Werkloosheid, bezuinigingen, no-nonsense beleid en grote demonstraties tegen de plaatsing van kruisraketten, maar ook sociale vernieuwing, een weer aantrekkende economie, de val van de muur en de WAO-crisis. De jaren van de kabinetten-Lubbers laten zich niet in één term vangen. Het Centrum voor Parlementaire Geschiedenis brengt momenteel de Nederlandse politiek van de jaren 80 en vroege jaren 90 in kaart. In deze podcast komen de onderzoekers aan het woord. Zij vertellen hoe zij te werk gaan en geven een inkijkje in wat zich allemaal afspeelde op het Binnenhof en daarbuiten en hoe de politieke keuzes en discussies van toen doorwerken in het heden. Mijn naam is Fons Meijer en dit is De Parlementaire Podcast.

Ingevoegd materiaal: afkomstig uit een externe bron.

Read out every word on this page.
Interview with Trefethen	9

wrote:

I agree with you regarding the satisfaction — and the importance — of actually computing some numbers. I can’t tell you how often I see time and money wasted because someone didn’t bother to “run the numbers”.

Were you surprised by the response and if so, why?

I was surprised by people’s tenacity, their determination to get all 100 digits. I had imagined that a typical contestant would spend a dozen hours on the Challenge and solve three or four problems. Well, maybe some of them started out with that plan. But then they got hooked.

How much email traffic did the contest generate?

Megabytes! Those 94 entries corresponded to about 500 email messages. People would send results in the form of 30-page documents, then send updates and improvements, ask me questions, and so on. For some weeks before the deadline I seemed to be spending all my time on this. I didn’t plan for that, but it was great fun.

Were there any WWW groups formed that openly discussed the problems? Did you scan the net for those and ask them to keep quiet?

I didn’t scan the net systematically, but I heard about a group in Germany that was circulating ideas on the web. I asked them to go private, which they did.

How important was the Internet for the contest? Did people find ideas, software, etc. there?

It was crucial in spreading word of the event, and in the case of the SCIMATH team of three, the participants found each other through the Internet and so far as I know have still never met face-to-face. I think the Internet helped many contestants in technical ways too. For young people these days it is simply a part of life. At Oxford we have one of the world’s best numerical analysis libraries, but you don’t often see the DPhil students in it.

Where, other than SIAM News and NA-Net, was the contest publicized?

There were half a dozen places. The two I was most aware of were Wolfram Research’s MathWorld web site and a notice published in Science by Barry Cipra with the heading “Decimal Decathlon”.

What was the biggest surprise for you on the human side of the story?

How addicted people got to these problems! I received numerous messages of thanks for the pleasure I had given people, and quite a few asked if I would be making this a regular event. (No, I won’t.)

Welkom bij de eerste aflevering in een nieuwe reeks van de parlementaire podcast en ditmaal over de periode van de kabinetten Lubbers. Deze aflevering hebben we meteen twee gasten, namelijk Ronald Kroeze en Anne Bos. Ronald is hoogleraar parlementaire geschiedenis en sinds 2022 directeur van het Centrum voor Parlementaire Geschiedenis. Hij deed eerder onderzoek naar onder meer de geschiedenis van corruptiebestrijding, goed bestuur, de relatie tussen politiek en bedrijfsleven en parlementaire enquêtes. En Anne Bos is sinds 2001 verbonden alweer aan het CPG en werkte sindsdien mee aan uiteenlopende publicaties en ze promoveerde op een onderzoek naar het onvrijwillige vertrek van bewindspersonen sinds de jaren 60 en voerde met Carla van Baalen de eindredactie over het laatst verschenen deel In de serie parlementaire geschiedenis sinds 1945. Dat ging over de politiek in de lange jaren 70.

Welkom Ronald en Anne! Voor het boek over de kabinetten-Lubbers houden jullie je momenteel bezig met het parlement als bedrijf en als instituut. Wat behelst deze benadering?

AB: Nou, je kunt zien dat het parlement vaak uit individuele personen bestaat. We horen woordvoerders in radioprogramma’s of op TV van afzonderlijke fracties. Maar het parlement is ook een eenheid. Het heeft een eigen begroting. Het gaat ook als instituut de strijd aan, bijvoorbeeld met het kabinet en met het de politieke omgeving daar nog omheen.

RK: Ja dus het parlement opereert ook in een politiek krachtenveld waarbij het zijn eigen positie moet waarborgen en verdedigen, dus ten opzichte van de regering, ten opzichte ook van een Rekenkamer en de ombudsman die er in de jaren 80 bij komt. Dus daar kijken we ook naar.

Er is natuurlijk ook zoiets als een samenbindende politieke cultuur van het parlement. En daar doen jullie ook onderzoek naar. Hoe zag die eruit in de jaren 80?

Het kabinet-Lubbers I, 4 november 1982. Foto: Rob C. Croes, Nationaal Archief / Anefo.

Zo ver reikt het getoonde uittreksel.